The Crossing in Chesterfield, Mo., is an asymmetrical room deliberately designed to provide a different experience depending on seating location. There are multiple focal points in the stage area, rather than a single focal point, that allows for a variety of different positions to be prioritized. Image courtesy of Idibri. / Launch gallery (in new window)
As with anything, the spaces we create for worship tend to follow trends. And over the past few decades, the changes in worship space design have greatly accelerated. Designer sought out several industry experts to explore current design movements, asking these professionals to look ahead and anticipate what else is going to change over the next decade.
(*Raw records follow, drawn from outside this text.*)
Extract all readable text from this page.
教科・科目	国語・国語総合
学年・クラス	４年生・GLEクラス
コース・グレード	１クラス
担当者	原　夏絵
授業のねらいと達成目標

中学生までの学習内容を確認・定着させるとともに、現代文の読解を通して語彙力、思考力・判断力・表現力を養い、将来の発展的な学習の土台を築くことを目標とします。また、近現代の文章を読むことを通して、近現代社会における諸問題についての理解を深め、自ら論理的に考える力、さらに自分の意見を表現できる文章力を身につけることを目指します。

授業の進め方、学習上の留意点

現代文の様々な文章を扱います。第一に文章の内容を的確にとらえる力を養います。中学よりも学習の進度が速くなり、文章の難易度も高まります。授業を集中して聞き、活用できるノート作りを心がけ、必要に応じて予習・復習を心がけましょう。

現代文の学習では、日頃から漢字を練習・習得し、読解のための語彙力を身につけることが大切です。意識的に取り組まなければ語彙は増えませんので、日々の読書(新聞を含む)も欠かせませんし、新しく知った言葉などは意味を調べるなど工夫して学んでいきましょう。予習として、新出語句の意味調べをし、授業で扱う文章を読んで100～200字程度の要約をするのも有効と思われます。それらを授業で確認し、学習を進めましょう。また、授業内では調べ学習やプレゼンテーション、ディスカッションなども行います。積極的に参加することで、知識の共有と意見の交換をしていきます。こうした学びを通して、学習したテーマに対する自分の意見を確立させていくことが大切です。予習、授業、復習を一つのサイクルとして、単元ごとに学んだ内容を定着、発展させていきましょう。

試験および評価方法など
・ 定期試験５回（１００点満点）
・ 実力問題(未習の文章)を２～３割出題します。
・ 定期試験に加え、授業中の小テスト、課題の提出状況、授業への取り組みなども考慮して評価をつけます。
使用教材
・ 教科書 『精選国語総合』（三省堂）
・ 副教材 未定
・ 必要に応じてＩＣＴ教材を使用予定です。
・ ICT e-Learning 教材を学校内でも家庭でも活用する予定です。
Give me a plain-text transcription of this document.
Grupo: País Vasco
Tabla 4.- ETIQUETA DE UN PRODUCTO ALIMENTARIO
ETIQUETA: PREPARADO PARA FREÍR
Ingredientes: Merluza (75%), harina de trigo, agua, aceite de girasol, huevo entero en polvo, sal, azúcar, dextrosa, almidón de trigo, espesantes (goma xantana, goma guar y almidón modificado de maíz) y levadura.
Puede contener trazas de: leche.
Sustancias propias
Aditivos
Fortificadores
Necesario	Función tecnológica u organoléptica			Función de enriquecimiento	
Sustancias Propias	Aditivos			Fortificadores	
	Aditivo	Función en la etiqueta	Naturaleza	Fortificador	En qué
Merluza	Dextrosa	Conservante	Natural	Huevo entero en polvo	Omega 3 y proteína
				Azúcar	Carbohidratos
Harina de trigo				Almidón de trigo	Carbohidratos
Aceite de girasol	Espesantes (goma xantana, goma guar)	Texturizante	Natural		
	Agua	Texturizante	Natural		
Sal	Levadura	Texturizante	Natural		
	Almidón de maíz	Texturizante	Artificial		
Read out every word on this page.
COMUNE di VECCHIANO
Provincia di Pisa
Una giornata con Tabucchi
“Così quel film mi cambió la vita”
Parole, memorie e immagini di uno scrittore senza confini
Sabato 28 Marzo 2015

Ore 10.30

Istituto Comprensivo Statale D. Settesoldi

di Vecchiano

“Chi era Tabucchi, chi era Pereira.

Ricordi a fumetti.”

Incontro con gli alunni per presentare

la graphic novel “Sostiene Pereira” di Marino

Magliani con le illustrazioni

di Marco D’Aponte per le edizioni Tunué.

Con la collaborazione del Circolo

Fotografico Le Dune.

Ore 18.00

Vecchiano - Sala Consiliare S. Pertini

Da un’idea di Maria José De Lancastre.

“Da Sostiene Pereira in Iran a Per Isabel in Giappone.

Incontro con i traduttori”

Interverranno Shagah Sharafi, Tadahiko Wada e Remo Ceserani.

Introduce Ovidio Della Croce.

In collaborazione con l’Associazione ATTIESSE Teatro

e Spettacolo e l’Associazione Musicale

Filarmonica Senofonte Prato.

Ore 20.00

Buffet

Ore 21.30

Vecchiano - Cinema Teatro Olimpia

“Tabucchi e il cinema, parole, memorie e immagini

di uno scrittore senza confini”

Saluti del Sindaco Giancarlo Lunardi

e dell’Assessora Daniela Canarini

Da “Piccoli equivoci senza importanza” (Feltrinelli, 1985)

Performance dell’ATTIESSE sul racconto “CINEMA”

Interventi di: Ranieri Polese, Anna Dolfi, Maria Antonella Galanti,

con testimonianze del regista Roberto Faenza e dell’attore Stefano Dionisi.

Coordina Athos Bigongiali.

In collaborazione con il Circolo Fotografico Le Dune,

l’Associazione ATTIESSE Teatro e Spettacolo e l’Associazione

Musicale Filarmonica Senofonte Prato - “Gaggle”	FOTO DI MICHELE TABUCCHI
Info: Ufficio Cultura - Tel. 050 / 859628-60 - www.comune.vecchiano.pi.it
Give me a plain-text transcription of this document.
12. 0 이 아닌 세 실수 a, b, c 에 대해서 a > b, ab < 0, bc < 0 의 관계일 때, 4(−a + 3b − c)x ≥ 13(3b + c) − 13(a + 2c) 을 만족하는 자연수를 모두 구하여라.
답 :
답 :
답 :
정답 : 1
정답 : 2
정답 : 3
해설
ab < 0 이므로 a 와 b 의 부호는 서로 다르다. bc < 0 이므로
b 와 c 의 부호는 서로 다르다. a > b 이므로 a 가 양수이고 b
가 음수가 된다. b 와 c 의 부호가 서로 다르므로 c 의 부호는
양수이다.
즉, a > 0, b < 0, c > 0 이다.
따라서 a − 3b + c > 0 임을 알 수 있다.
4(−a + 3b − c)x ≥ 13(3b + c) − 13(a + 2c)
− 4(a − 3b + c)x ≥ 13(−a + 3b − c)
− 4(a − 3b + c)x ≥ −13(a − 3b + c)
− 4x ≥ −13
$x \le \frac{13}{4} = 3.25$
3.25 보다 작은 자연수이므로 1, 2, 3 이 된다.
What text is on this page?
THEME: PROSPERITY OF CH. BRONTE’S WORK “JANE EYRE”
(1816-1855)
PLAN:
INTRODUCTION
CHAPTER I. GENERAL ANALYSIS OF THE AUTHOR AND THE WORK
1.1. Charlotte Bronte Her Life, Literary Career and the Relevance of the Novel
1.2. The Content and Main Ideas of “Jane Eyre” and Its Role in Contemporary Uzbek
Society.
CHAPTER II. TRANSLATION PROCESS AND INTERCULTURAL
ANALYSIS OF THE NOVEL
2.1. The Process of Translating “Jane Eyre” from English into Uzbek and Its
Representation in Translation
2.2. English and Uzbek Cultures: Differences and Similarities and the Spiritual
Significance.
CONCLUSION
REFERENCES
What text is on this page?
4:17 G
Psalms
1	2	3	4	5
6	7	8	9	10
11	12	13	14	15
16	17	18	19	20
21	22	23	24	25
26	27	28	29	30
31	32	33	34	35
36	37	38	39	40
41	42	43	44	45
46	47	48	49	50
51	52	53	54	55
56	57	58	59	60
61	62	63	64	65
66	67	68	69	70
“Worship space design is inevitably driven by culture, theology and economy,” comments Craig Janssen, managing director of Idibri (formerly Acoustic Dimensions) in Dallas. “When you look at those elements, the thing that has shifted most dramatically is the economy. However, culture and the way theology plays out in culture has also changed, and affects how the story plays out in our worship spaces.”Cultural Shift
In the United States, with the Millennial generation coming of age and the Boomer generation heading into retirement, a cultural trend is that “bigger” is no longer a good thing.
“The ability to fund mega-churches has mostly gone away,” Janssen notes. “And not only are churches smaller, they are more focused and intentional in design. People don’t desire to impress as much as pre-recession; they want effective buildings directly tied to ministry. They want their money to count.” Janssen also points to another issue that’s making it more complicated for churches to “go big.”
In an historical landmark dating back to the 1800s, there was no chance of hanging line arrays. So custom-painted column loudspeakers were installed with steerable digital signal processing (DSP) for controllable sound reinforcement. Images courtesy of Walters-Storyk Design Group.
“It’s becoming increasingly difficult to get zoning permission for a large church,” Janssen explains. “This will be a major problem in more populous areas. The neighborhood community simply won’t allow it. The residents don’t want 3,000 cars driving through their streets each Sunday morning.”
Not only are churches going smaller due to costs, but the basic focus of how the church facility is used is changing, as well. “I do think the moving trend with regard to new facilities is actually looking outside of the space they have,” says Lisa Masteller, owner of Sassafras Studios in Raleigh, N.C. “How can they incorporate the community more? I know of a church in our community that’s building a YMCA adjacent to the church’s café. Another is adding community gardens. The direction is to make something that’s generally useful to the community seven days a week and, ‘Hey, if you desire, you can also check out the church.’”
Reuse of existing spaces and renovating them into worship facilities will continue to trend. It’s cost effective, appeals to the “reuse and repurpose” point of view of the upcoming generations, and often comes with a pre-existing solution to the problem of parking.